Hom Paribag FRSA
These days one sees Boris Johnson and Sir Kier Starmer flying like butterflies.
These days, I feel that if there are any alive or functioning human beings, that they are these two politicians.
Poor cameramen follow the PM Boris Johnson to capture his movements as his acutely overlooked hair flies here and there from his head.
Then, occasionally, his counterpart, leader of the opposition Sir Kier Starmer appears. His jaw revealing smiles are unforgettable. He tries his best to counter the PM on the gloom costume of the Houses of Parliament.
Other than these two gentlemen, people see hardly anything on their television screens that moves and shakes things. Parliament used to be a vibrant place where heavy and lightweight brains came and sat together to discuss the things that mattered most to the people, the country and the world.
Sadly Coronavirus has taken down the pants of Parliamentary debates and movements.
Since the onset of the pandemic, Parliamentarians have been sent back to their places of residence. As a result the occasional and sparse gatherings of MPs that we are left with give no joy to the population who still think that politics is important.
Watching television in this country doesn’t bring fun or joy any more.
When Jeremy Paxman conducted Newsnight, it was worth watching. Even though he ran a political programme, which was effectively a show orchestrated by various editors, directors and attendees at once, he used to give life to the screens. Sadly, he left to retire early. Kirsty Wark, too, has almost disappeared from the schedules at the BBC.
Sir David Attenborough, experienced by his years of work, used to make us all feel as if we were on the field or inside the jungle while watching his programmes. Sadly he too has almost retired now. So have all the giant names- David Dimbleby, Jonathan Dimbleby and Andrew Neil to name a few. They used to light up our television screens like a gathering in our own living rooms, but now they have all gone. Andrew Marr and Huw Edwards are there, but even they are so few to appear on such a colossal and expensive channel like the BBC. They are like drops In the ocean of people’s expectations. These days hardly any features or programmes make the BBC worthy of excitement. It has become boring, artificial and unsubstantial.
Soon after the pandemic landed here, Downing Street created a march past show of ministers and even they became so boring that without the presence of the scientists like Professor Chris Whitty, Professor Van Tam and occasionally military and other departmental heads, the press briefing began to become too unsentimental and boring. Rishi Sunak had to appear occasionally to offer tips to the anxious population.
These days, as the pandemic has subsided, thank God, the Downing Street press briefing has become so boring that even PM Johnson cannot revive the excitement of it. Matt Hancock is so in command of the NHS that one could feel that he was able to bring the adoring scientists to salute him.
As a leader, PM Boris Johnson wasn’t bad, but his overtly aristocratic appearance and nature simply didn’t match the expectations of households of people across the country.
Now as we look back over nearly 18 months, the joy in politics, social affairs and arts and creativity simply look to have been downgraded. Other than to boast about how vaccines were mastered by PM Boris, it seems there’s nothing more politics can offer. As a result Sir Kier Starmer’s Labour lost heavily in the local elections. People have begun to forget that Sir Ed Davey’s Lib Dems still exist. Caroline Lucas’s Green Party too has been lost.
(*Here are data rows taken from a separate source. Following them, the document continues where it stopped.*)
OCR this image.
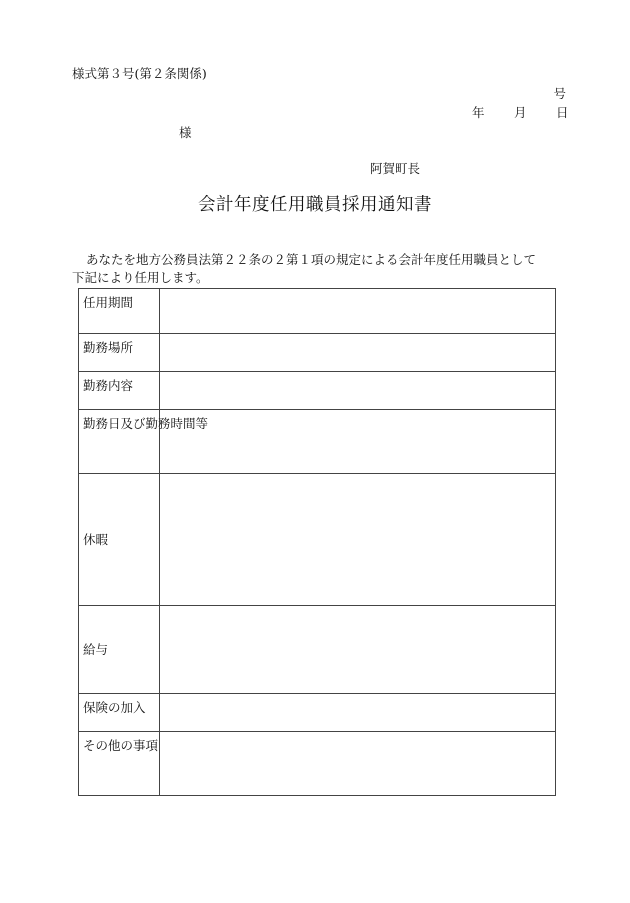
様式第３号(第２条関係)
号
年 月 日
様
阿賀町長
会計年度任用職員採用通知書
あなたを地方公務員法第２２条の２第１項の規定による会計年度任用職員として
下記により任用します。
任用期間	
勤務場所	
勤務内容	
勤務日及び勤務時間等	
休暇	
給与	
保険の加入	
その他の事項	
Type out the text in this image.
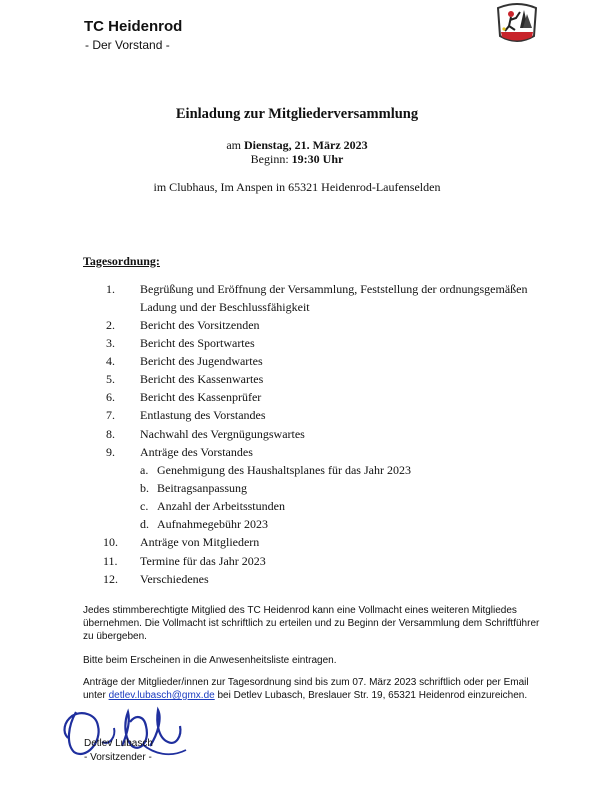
TC Heidenrod
- Der Vorstand -
Einladung zur Mitgliederversammlung
am Dienstag, 21. März 2023
Beginn: 19:30 Uhr
im Clubhaus, Im Anspen in 65321 Heidenrod-Laufenselden
Tagesordnung:
1. Begrüßung und Eröffnung der Versammlung, Feststellung der ordnungsgemäßen
Ladung und der Beschlussfähigkeit
2. Bericht des Vorsitzenden
3. Bericht des Sportwartes
4. Bericht des Jugendwartes
5. Bericht des Kassenwartes
6. Bericht des Kassenprüfer
7. Entlastung des Vorstandes
8. Nachwahl des Vergnügungswartes
9. Anträge des Vorstandes
a. Genehmigung des Haushaltsplanes für das Jahr 2023
b. Beitragsanpassung
c. Anzahl der Arbeitsstunden
d. Aufnahmegebühr 2023
10. Anträge von Mitgliedern
11. Termine für das Jahr 2023
12. Verschiedenes
Jedes stimmberechtigte Mitglied des TC Heidenrod kann eine Vollmacht eines weiteren Mitgliedes
übernehmen. Die Vollmacht ist schriftlich zu erteilen und zu Beginn der Versammlung dem Schriftführer
zu übergeben.
Bitte beim Erscheinen in die Anwesenheitsliste eintragen.
Anträge der Mitglieder/innen zur Tagesordnung sind bis zum 07. März 2023 schriftlich oder per Email
unter detlev.lubasch@gmx.de bei Detlev Lubasch, Breslauer Str. 19, 65321 Heidenrod einzureichen.
Detlev Lubasch
- Vorsitzender -
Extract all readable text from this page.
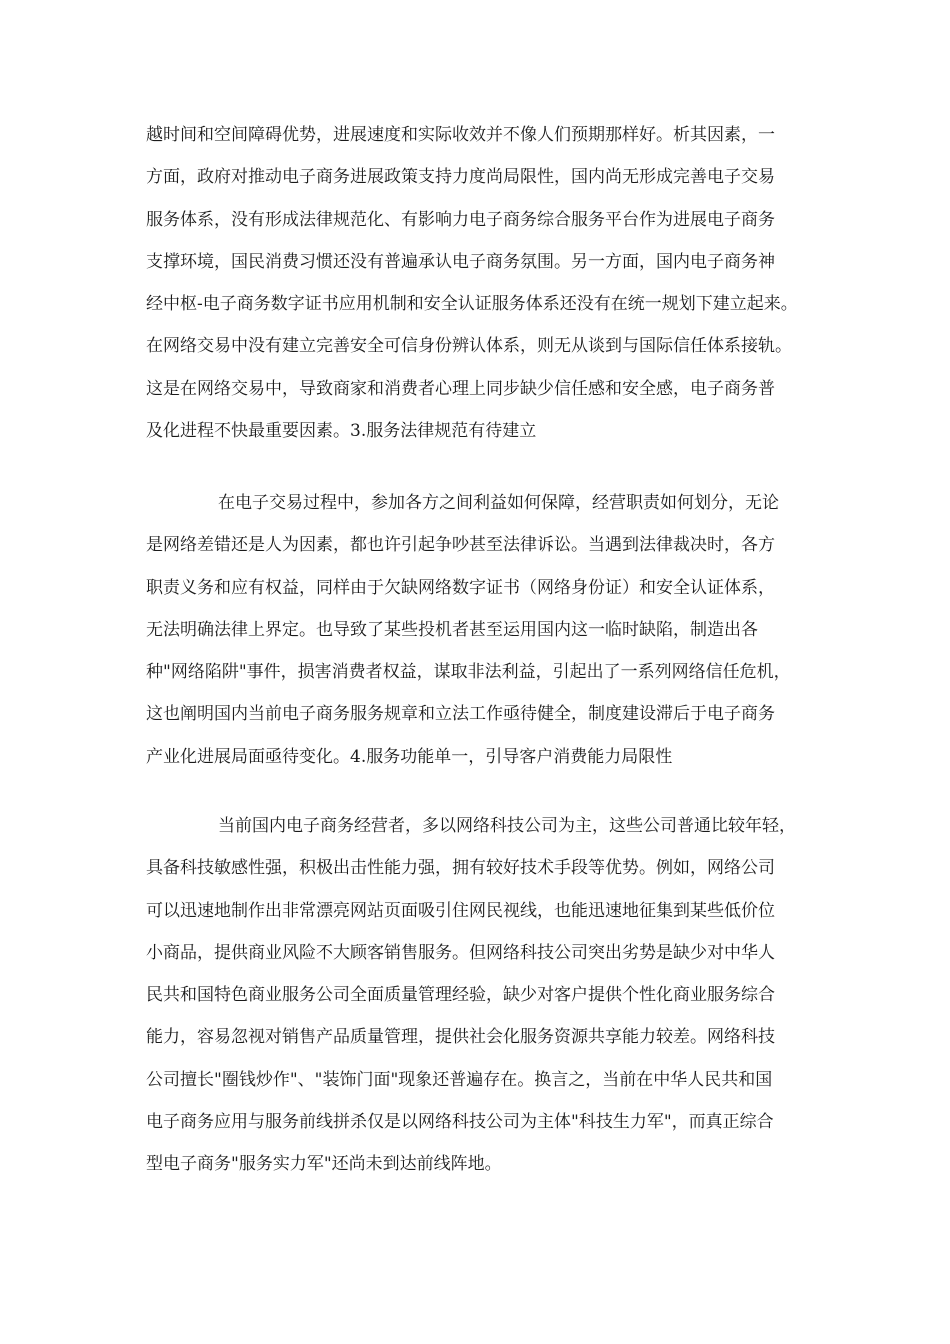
越时间和空间障碍优势，进展速度和实际收效并不像人们预期那样好。析其因素，一
方面，政府对推动电子商务进展政策支持力度尚局限性，国内尚无形成完善电子交易
服务体系，没有形成法律规范化、有影响力电子商务综合服务平台作为进展电子商务
支撑环境，国民消费习惯还没有普遍承认电子商务氛围。另一方面，国内电子商务神
经中枢-电子商务数字证书应用机制和安全认证服务体系还没有在统一规划下建立起来。
在网络交易中没有建立完善安全可信身份辨认体系，则无从谈到与国际信任体系接轨。
这是在网络交易中，导致商家和消费者心理上同步缺少信任感和安全感，电子商务普
及化进程不快最重要因素。3.服务法律规范有待建立
在电子交易过程中，参加各方之间利益如何保障，经营职责如何划分，无论
是网络差错还是人为因素，都也许引起争吵甚至法律诉讼。当遇到法律裁决时，各方
职责义务和应有权益，同样由于欠缺网络数字证书（网络身份证）和安全认证体系，
无法明确法律上界定。也导致了某些投机者甚至运用国内这一临时缺陷，制造出各
种"网络陷阱"事件，损害消费者权益，谋取非法利益，引起出了一系列网络信任危机，
这也阐明国内当前电子商务服务规章和立法工作亟待健全，制度建设滞后于电子商务
产业化进展局面亟待变化。4.服务功能单一，引导客户消费能力局限性
当前国内电子商务经营者，多以网络科技公司为主，这些公司普通比较年轻，
具备科技敏感性强，积极出击性能力强，拥有较好技术手段等优势。例如，网络公司
可以迅速地制作出非常漂亮网站页面吸引住网民视线，也能迅速地征集到某些低价位
小商品，提供商业风险不大顾客销售服务。但网络科技公司突出劣势是缺少对中华人
民共和国特色商业服务公司全面质量管理经验，缺少对客户提供个性化商业服务综合
能力，容易忽视对销售产品质量管理，提供社会化服务资源共享能力较差。网络科技
公司擅长"圈钱炒作"、"装饰门面"现象还普遍存在。换言之，当前在中华人民共和国
电子商务应用与服务前线拼杀仅是以网络科技公司为主体"科技生力军"，而真正综合
型电子商务"服务实力军"还尚未到达前线阵地。
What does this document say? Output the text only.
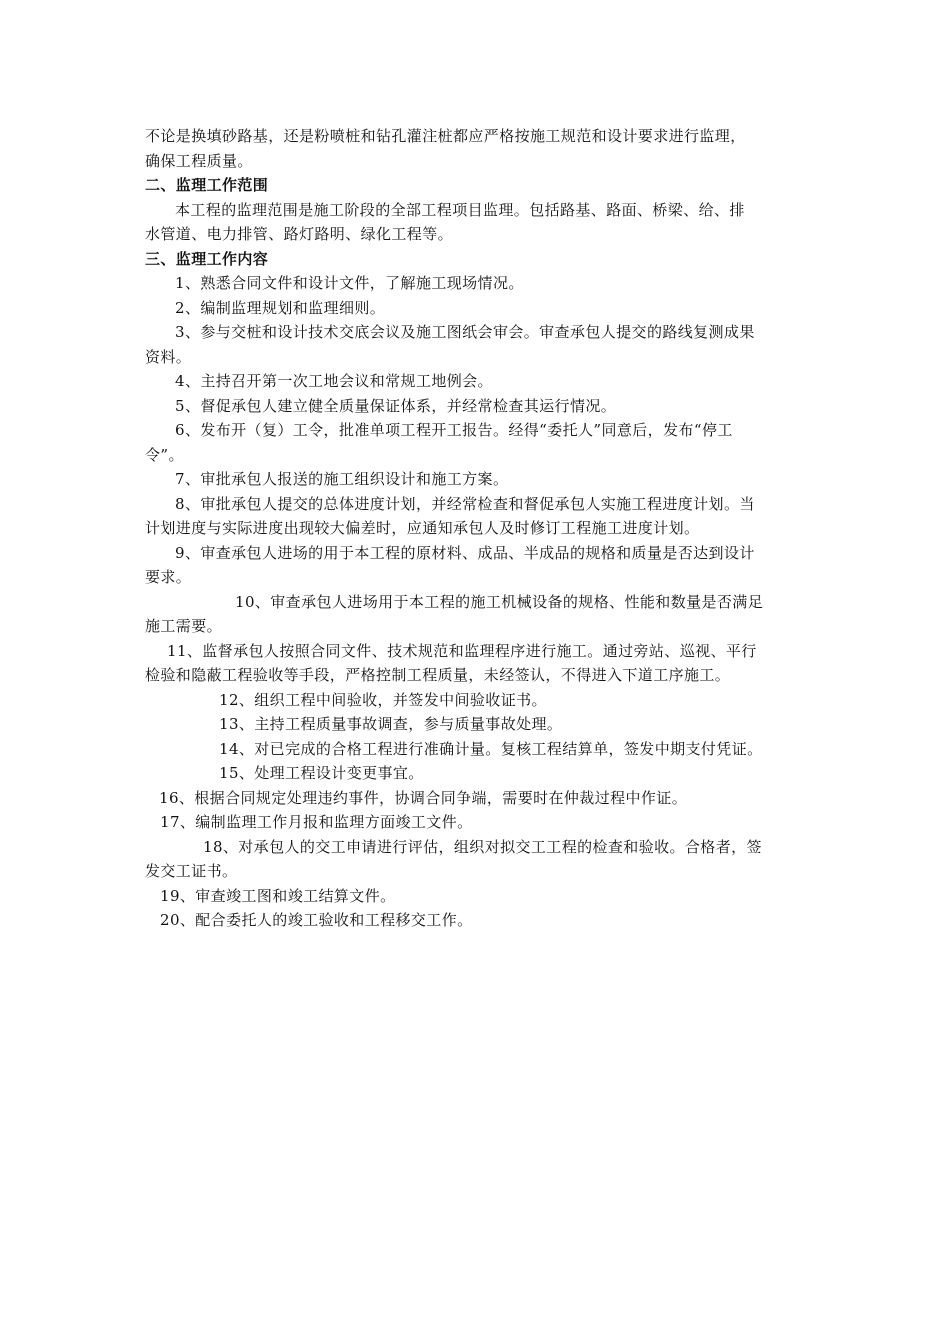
不论是换填砂路基，还是粉喷桩和钻孔灌注桩都应严格按施工规范和设计要求进行监理，
确保工程质量。
二、监理工作范围
本工程的监理范围是施工阶段的全部工程项目监理。包括路基、路面、桥梁、给、排
水管道、电力排管、路灯路明、绿化工程等。
三、监理工作内容
1、熟悉合同文件和设计文件，了解施工现场情况。
2、编制监理规划和监理细则。
3、参与交桩和设计技术交底会议及施工图纸会审会。审查承包人提交的路线复测成果
资料。
4、主持召开第一次工地会议和常规工地例会。
5、督促承包人建立健全质量保证体系，并经常检查其运行情况。
6、发布开（复）工令，批准单项工程开工报告。经得“委托人”同意后，发布“停工
令”。
7、审批承包人报送的施工组织设计和施工方案。
8、审批承包人提交的总体进度计划，并经常检查和督促承包人实施工程进度计划。当
计划进度与实际进度出现较大偏差时，应通知承包人及时修订工程施工进度计划。
9、审查承包人进场的用于本工程的原材料、成品、半成品的规格和质量是否达到设计
要求。
10、审查承包人进场用于本工程的施工机械设备的规格、性能和数量是否满足
施工需要。
11、监督承包人按照合同文件、技术规范和监理程序进行施工。通过旁站、巡视、平行
检验和隐蔽工程验收等手段，严格控制工程质量，未经签认，不得进入下道工序施工。
12、组织工程中间验收，并签发中间验收证书。
13、主持工程质量事故调查，参与质量事故处理。
14、对已完成的合格工程进行准确计量。复核工程结算单，签发中期支付凭证。
15、处理工程设计变更事宜。
16、根据合同规定处理违约事件，协调合同争端，需要时在仲裁过程中作证。
17、编制监理工作月报和监理方面竣工文件。
18、对承包人的交工申请进行评估，组织对拟交工工程的检查和验收。合格者，签
发交工证书。
19、审查竣工图和竣工结算文件。
20、配合委托人的竣工验收和工程移交工作。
There are good reasons why politics and politicians have been forgotten by people. The simple reason is that politicians have forgotten people. All that gives us some hope for life after the pandemic is the private sector. If the hardworking scientists didn’t work day and night, if doctors and nurses didn’t risk their own lives to save others, life in this land would have gone off a long time ago. The police and military did try to appear before people, but they weren’t so active as to leave an imprint on people’s minds.
Indeed, people remembered the sad passing away of the Duke of Edinburgh. For what he was, how he was born and brought up to become the Queen’s Consort and what he had done for the best of the natural world in the past made him special.
So with all these anecdotes, the time has come that politicians’ roles and responsibilities have to be changed. There’s no reason that people should wait to see how they cough and walk. It’s a waste of everyone’s time. It’s time they become active and functional, so that how they’re functioning, not how India performed or how the EU showmen and women did, becomes the real joy of our lives. For nations and societies come alive and become joyous when all come together with a sense of equality and responsibility in unity. Private sector, public sector and all the arts and creativities, charity sector and kindness, they all have to come together. For only the veteran Professors cannot make universities come alive or keep them going unless there are students who are young, willing and able to learn and desperate for success to come into their lives.